Do Java threads have a tree structure? - java

I have several threads. And I'd like to create sub-threads in one of them. So I'd like know whether java thread has a tree structure. Or the new created sub-threads is just the sibling of other threads. And What's the resource allocation strategy when these thread are competing for resources? Does the parent thread has higher priority ?
Thanks.
Jeff

Threads do not strictly have a tree structure. However, you can use ThreadGroups to make a hierarchical nesting of Threads and other ThreadGroups.
I don't believe that there is a hard rule for thread priority inside groups, as each thread can be set separately.
Why do you need "sub-threads"? In my experience, Thread should be avoided in favor of ExecutorService. The service won't give you a hierarchy of stuff easily, but I'm having a hard time thinking of a case where the hierarchy would be useful.

There's no thread hierarchy, all threads are siblings of each other.

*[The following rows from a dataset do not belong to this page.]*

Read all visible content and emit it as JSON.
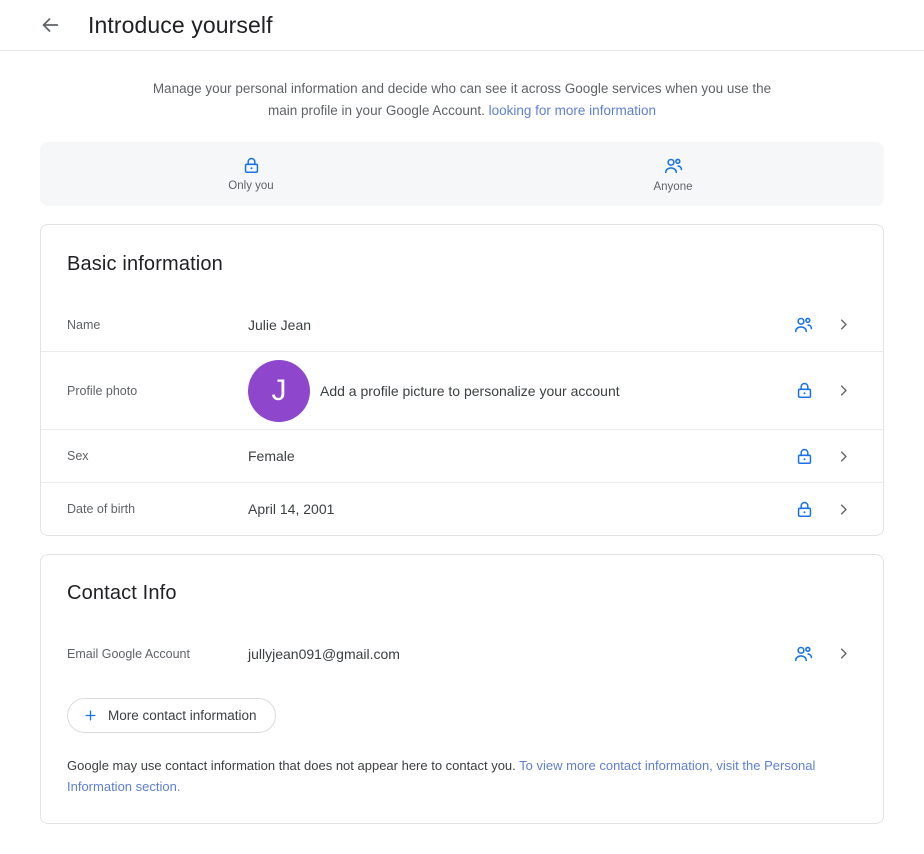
{
  "header": {
    "back_icon": "arrow-left-icon",
    "title": "Introduce yourself"
  },
  "subtitle": {
    "text": "Manage your personal information and decide who can see it across Google services when you use the main profile in your Google Account. ",
    "link": "looking for more information"
  },
  "visibility_tabs": [
    {
      "icon": "lock-icon",
      "label": "Only you"
    },
    {
      "icon": "people-icon",
      "label": "Anyone"
    }
  ],
  "basic_information": {
    "title": "Basic information",
    "rows": [
      {
        "label": "Name",
        "value": "Julie Jean",
        "visibility_icon": "people-icon",
        "chevron": "chevron-right-icon"
      },
      {
        "label": "Profile photo",
        "value": "Add a profile picture to personalize your account",
        "avatar_initial": "J",
        "visibility_icon": "lock-icon",
        "chevron": "chevron-right-icon"
      },
      {
        "label": "Sex",
        "value": "Female",
        "visibility_icon": "lock-icon",
        "chevron": "chevron-right-icon"
      },
      {
        "label": "Date of birth",
        "value": "April 14, 2001",
        "visibility_icon": "lock-icon",
        "chevron": "chevron-right-icon"
      }
    ]
  },
  "contact_info": {
    "title": "Contact Info",
    "rows": [
      {
        "label": "Email Google Account",
        "value": "jullyjean091@gmail.com",
        "visibility_icon": "people-icon",
        "chevron": "chevron-right-icon"
      }
    ],
    "more_button": {
      "icon": "plus-icon",
      "label": "More contact information"
    },
    "footnote": {
      "text": "Google may use contact information that does not appear here to contact you. ",
      "link": "To view more contact information, visit the Personal Information section."
    }
  },
  "colors": {
    "accent_blue": "#1a73e8",
    "link_blue": "#5e7fd4",
    "avatar_purple": "#8e47cc",
    "text_primary": "#3c4043",
    "text_secondary": "#5f6368",
    "tabbar_bg": "#f6f7f9",
    "card_border": "#e3e3e3"
  }
}
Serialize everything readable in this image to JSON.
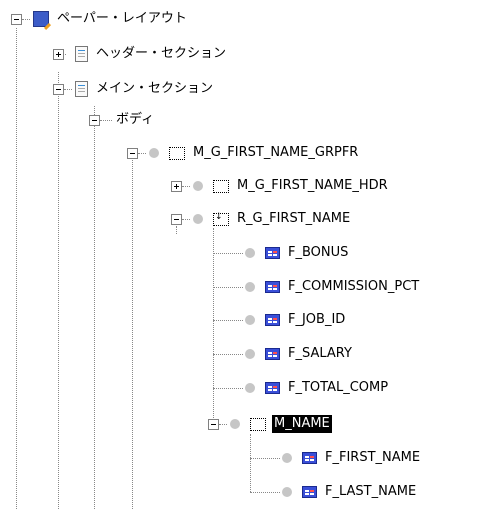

There is no concept of "parent thread" or "child thread". You'll have to be more specific about what you mean by resource allocation strategy -- what resources are you referring to?
If it's memory (by far the most common type of resource), then the answer is that the memory allocator is thread safe: multiple simultaneous allocations happening on different threads will always work correctly. If you run out of memory, then some unlucky thread is going to get an OutOfMemoryError.
If you're referring to other types of resources, then it depends entirely on the implementation of the resource. It's either going to be thread-safe or non-thread-safe. If it's thread-safe, you can allocate the resources freely from multiple threads. If it's not thread-safe, then read the documentation for that type of resource.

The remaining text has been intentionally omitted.